Yossi Melman, one of Israel’s best known security correspondents all but declares that if they killed Rezaeinejad, they got the wrong man. It wouldn’t be the first time. The most notorious such failure of course, was during the Mossad’s liquidation campaign against the authors of the Munich massacre. They targeted a Moroccan waiter, Ahmed Bouchiki, instead of Ali Hassan Salameh, the chief of operations for Black September. Most of the assassination team was captured and tried for murder, a major blow to the agency’s reputation.
Melman notes a similar possible outcome of the Iranian hit:
…If the murdered man was an engineering student rather than a nuclear scientist, there is no doubt that it was a serious mistake. And if so, it will undermine a tactic that has been viewed as a means of “punishing” Iran and those involved in its nuclear program.
This is because it will likely force the responsible organization to either halt the assassinations entirely or suspend them for a time. The organization will have to conduct investigations to determine what went wrong, and perhaps even fire those responsible for the failure.
…The difference between success and failure in the latest killing is like the difference between the failed Mossad operations in Lillehammer and Amman [the botched assassination of Khaled Meshal] and the successful action attributed to the Mossad in Malta.
Melman apparently hasn’t taken into account that the engineering student, though not directly involved in Iran’s nuclear program, may’ve engaged in research that could be used by that program. Rezaeinejad’s PhD dissertation dealt with the development of electrical switches, one of whose uses would be to detonate a nuclear bomb. But this assassination stands apart from the previous ones in that it previously the Mossad attacked targets with senior academic status. The latest victim is a PhD student. It makes very little sense to target such a figure unless you could argue his work had such merit that it could single-handedly propel the Iranian nuclear program to full weaponization. Given the fact that Rezaeinejad’s dissertation abstract and other research were published and publicly available, that idea seems far-fetched.

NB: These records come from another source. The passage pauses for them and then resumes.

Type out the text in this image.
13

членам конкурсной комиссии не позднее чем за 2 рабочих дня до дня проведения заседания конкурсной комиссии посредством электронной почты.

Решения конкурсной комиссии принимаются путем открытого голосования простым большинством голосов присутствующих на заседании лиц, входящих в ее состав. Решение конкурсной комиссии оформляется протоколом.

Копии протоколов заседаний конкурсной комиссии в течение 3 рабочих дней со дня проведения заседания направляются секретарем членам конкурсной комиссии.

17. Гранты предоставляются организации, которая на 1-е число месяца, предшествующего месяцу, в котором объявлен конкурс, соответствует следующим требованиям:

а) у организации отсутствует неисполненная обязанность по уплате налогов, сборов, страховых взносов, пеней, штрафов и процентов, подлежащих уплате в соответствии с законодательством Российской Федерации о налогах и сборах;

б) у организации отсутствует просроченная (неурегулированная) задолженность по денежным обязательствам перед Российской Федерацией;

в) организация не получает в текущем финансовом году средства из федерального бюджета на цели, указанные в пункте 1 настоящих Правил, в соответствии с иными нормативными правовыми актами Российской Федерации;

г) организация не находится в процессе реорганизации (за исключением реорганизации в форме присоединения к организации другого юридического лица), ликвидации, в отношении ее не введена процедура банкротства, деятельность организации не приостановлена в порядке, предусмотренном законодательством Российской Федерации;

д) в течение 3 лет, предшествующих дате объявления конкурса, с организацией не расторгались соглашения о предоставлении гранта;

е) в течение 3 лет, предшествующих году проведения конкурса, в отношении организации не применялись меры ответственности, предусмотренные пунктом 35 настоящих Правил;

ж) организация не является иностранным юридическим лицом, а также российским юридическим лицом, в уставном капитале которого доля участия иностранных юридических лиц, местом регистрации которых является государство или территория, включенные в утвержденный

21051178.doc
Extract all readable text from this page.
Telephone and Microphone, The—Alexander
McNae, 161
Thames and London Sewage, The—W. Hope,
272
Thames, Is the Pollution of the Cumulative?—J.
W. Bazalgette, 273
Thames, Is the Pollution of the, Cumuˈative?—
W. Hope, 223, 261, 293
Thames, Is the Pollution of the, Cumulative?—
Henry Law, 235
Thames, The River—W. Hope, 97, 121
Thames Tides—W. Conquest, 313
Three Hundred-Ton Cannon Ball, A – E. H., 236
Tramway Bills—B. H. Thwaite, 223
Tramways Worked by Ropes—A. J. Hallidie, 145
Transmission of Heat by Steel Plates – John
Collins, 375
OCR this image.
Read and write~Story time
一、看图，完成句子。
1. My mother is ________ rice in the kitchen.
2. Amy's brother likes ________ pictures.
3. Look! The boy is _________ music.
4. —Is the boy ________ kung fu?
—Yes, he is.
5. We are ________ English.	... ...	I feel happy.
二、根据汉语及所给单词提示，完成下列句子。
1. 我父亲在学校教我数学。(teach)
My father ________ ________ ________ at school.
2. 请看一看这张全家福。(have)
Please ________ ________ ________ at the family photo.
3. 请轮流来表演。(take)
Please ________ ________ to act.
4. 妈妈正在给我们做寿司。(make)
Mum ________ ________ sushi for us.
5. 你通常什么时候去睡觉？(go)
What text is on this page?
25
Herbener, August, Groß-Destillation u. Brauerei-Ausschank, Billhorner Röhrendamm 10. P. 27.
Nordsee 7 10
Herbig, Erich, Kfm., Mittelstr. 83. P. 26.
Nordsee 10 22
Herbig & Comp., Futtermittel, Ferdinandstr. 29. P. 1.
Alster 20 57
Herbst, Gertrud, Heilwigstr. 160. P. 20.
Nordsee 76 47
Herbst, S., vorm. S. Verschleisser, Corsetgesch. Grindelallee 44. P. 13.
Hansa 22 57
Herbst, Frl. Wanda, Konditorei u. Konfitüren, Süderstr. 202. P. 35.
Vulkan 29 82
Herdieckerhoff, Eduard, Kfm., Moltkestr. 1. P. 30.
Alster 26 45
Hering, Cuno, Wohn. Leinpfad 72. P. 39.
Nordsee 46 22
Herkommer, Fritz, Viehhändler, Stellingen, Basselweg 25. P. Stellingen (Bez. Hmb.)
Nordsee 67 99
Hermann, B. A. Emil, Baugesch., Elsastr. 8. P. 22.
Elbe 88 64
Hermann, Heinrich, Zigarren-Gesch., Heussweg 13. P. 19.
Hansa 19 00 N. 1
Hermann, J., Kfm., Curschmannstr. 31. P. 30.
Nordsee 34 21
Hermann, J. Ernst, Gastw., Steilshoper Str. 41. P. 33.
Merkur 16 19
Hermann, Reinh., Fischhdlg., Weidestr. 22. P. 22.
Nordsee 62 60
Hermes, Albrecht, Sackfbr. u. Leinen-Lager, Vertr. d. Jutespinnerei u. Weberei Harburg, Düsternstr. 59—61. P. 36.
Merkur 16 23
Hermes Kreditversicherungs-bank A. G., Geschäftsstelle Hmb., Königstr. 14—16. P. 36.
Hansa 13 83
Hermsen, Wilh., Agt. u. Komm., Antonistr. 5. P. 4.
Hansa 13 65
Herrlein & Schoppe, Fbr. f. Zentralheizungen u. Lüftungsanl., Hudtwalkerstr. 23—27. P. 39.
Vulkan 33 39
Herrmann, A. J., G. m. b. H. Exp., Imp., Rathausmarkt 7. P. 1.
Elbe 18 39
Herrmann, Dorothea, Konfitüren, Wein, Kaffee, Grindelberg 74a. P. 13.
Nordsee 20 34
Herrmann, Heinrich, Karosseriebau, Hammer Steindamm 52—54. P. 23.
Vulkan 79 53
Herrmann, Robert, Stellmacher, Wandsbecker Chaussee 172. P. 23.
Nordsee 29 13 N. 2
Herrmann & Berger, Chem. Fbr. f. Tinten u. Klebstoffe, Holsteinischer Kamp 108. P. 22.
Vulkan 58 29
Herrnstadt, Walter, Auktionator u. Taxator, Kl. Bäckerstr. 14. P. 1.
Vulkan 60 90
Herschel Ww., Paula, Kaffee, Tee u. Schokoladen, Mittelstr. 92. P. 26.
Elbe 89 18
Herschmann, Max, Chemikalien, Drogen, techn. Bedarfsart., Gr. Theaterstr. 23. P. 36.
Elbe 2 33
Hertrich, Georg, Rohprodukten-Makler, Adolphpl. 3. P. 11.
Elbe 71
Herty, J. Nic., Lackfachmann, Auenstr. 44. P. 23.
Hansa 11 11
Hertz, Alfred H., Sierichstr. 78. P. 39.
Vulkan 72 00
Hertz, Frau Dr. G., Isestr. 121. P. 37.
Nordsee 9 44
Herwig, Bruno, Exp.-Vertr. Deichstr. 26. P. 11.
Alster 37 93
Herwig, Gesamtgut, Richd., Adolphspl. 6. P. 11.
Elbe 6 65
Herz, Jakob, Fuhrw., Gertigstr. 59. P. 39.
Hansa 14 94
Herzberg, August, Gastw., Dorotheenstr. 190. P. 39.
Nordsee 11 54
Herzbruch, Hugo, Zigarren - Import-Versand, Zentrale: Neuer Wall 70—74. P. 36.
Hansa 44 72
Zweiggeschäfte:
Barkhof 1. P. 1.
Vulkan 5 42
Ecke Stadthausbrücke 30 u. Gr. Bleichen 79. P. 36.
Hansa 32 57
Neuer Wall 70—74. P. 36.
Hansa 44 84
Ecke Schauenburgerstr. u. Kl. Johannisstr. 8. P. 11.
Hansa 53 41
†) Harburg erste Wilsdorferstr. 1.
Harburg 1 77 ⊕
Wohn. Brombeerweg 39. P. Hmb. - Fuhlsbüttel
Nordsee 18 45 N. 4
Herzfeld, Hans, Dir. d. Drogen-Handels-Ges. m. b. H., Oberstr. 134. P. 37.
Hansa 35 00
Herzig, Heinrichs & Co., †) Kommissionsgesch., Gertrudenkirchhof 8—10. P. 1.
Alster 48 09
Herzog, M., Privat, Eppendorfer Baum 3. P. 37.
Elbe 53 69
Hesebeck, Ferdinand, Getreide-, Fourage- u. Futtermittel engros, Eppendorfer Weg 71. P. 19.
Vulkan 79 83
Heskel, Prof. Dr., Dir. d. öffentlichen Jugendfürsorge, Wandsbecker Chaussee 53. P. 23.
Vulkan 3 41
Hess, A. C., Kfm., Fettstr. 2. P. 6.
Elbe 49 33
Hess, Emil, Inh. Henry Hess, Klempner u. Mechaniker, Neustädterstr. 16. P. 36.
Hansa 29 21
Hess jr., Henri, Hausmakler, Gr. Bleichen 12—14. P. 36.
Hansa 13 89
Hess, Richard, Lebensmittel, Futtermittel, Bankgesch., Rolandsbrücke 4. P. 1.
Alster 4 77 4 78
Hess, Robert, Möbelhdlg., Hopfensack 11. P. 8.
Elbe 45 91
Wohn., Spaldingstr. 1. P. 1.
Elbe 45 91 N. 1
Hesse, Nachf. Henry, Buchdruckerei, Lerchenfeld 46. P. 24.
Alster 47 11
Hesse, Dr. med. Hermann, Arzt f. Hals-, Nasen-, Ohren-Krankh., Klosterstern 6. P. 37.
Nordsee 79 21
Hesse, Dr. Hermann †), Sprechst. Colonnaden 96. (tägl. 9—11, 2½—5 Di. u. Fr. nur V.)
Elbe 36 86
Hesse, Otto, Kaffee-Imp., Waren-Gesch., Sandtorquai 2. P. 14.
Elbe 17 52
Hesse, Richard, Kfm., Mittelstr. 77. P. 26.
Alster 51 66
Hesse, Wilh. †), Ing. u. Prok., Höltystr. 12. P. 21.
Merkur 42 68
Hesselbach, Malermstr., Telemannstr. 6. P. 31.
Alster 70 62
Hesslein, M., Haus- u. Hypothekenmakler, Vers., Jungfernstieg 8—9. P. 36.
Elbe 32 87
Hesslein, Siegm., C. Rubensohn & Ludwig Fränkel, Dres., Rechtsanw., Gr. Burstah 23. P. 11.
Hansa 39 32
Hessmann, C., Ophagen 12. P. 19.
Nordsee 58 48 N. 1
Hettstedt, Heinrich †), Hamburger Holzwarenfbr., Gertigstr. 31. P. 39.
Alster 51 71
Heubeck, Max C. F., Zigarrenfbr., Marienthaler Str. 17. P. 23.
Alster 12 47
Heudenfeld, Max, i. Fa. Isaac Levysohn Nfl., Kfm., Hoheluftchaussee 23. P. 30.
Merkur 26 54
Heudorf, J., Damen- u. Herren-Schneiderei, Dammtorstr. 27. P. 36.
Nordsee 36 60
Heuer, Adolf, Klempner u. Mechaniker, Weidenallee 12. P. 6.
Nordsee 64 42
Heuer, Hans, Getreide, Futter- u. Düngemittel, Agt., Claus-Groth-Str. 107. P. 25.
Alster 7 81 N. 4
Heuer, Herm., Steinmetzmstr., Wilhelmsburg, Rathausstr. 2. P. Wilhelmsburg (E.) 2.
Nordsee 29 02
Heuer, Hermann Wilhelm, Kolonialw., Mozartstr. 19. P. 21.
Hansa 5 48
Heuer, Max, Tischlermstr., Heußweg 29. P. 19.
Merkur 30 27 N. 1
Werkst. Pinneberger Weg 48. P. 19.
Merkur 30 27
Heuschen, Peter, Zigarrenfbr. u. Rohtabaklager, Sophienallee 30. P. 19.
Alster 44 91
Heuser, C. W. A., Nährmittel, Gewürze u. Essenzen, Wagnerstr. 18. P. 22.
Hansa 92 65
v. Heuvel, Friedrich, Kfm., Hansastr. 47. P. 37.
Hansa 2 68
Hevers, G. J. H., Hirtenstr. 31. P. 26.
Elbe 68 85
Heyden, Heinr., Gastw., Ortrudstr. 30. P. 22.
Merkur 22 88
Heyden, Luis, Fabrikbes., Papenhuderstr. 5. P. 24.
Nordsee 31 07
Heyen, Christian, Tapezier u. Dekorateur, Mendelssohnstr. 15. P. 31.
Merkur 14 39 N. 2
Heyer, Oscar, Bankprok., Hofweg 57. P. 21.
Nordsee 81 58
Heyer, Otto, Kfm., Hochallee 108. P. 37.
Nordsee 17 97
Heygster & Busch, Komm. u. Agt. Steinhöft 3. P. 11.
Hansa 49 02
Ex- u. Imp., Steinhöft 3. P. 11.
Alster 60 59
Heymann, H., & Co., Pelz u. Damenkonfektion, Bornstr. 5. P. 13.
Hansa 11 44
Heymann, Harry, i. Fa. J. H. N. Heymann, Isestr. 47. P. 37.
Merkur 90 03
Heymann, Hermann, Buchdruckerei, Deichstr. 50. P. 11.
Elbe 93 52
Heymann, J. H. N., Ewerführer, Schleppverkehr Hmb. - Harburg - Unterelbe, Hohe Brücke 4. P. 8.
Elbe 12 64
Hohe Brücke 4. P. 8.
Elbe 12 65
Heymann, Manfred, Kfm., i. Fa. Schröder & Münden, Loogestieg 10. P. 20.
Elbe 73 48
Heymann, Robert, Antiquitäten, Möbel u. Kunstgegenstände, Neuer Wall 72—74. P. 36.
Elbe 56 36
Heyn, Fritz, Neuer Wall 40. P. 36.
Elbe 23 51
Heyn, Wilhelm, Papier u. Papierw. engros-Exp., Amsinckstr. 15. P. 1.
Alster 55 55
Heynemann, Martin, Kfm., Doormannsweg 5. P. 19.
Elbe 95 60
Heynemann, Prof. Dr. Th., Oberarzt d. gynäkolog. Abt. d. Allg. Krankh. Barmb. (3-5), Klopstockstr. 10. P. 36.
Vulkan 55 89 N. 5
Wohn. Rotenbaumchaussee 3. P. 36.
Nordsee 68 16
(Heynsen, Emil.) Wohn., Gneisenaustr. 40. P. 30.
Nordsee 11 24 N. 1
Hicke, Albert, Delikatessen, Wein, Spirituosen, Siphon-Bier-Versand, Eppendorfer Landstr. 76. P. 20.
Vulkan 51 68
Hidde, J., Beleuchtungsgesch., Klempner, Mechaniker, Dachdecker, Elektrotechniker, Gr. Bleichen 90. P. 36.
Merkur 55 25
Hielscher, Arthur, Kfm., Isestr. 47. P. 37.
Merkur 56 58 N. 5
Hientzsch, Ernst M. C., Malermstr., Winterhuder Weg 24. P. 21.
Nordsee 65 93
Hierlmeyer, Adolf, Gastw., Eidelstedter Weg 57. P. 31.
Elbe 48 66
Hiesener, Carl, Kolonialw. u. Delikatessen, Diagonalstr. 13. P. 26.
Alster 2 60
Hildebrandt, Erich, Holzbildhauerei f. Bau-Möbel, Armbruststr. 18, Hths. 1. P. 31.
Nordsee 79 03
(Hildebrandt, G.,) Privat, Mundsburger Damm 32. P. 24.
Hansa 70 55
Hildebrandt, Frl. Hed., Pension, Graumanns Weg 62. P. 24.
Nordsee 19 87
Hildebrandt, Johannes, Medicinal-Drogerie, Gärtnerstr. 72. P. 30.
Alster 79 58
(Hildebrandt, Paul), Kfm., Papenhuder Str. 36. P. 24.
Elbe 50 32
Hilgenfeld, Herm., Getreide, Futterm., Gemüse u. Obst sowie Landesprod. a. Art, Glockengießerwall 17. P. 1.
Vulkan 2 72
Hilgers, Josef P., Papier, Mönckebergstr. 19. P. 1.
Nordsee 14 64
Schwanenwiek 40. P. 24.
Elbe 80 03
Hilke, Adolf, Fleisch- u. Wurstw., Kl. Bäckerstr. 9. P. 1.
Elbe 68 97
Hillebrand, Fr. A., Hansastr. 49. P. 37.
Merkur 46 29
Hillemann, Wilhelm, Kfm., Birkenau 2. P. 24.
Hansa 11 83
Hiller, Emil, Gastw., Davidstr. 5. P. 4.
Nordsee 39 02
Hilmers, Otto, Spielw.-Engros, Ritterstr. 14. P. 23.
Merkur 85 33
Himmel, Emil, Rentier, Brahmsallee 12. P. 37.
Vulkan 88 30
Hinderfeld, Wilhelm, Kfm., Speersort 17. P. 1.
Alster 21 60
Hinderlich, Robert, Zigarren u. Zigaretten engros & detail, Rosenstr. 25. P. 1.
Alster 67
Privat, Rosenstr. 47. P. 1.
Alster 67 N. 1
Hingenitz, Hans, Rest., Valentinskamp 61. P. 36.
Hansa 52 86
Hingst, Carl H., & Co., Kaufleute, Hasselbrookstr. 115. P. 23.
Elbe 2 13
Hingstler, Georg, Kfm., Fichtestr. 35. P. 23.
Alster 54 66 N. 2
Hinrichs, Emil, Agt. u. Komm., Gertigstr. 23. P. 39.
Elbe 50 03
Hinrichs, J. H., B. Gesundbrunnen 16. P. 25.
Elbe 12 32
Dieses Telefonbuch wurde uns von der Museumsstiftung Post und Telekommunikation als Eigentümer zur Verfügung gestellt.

All of which takes us back to the Melman suggestion that Mossad got the wrong man. The fact that their names are similar, that they did research in related fields, might infer a grave mistake like the one at Lillehammer. If this is correct, then the fact that the deed is the first assassination carried out during the tenure of the new Mossad director, Tamir Pardo, would be a major mark against him.
I’m gratified to hear the Haaretz journalist report that there are those inside Israel’s intelligence community who argue, as I have, against the efficacy of such an assassination program:
…There has been a heated debate in the inner circles of the intelligence community, and also outside it, about just how effective these assassination campaigns are and whether they achieve their goals.
…If it turns out that the wrong man was killed in Tehran, this argument will heat up again.
At most, they can delay a program, since I’m certain redundancy is built into the Iranian academic program in order to mitigate such personnel losses. And a mistake such as killing the wrong man can quickly evaporate any benefit offered. Besides, killing three or four scientists over a year or two seems like a real hit or miss proposition. How much harm can it really cause to the nuclear program? As Melman writes:
…It seems very doubtful that assassinations – even if they hit the right targets and succeed in sowing fear among the scientists – will prevent Iran from obtaining nuclear weapons.
Melman closes his story by noting that if Iran’s Supreme Leader wants a bomb, then that’s what he’s eventually going to get. All of which, once again, leads me to question Israel’s “strategy” if you can call it that. What is its goal? And can it achieve it using these methods?
If you want to stop Iran from getting the bomb, you can’t do it with the current tactics whether they include assassination, computer worms, sabotage, etc. The only strategy, I repeat, is negotiation. Negotiation of course is not a panacea since Iran is a wily negotiator, not one to give away its cards easily. But really there is no other choice.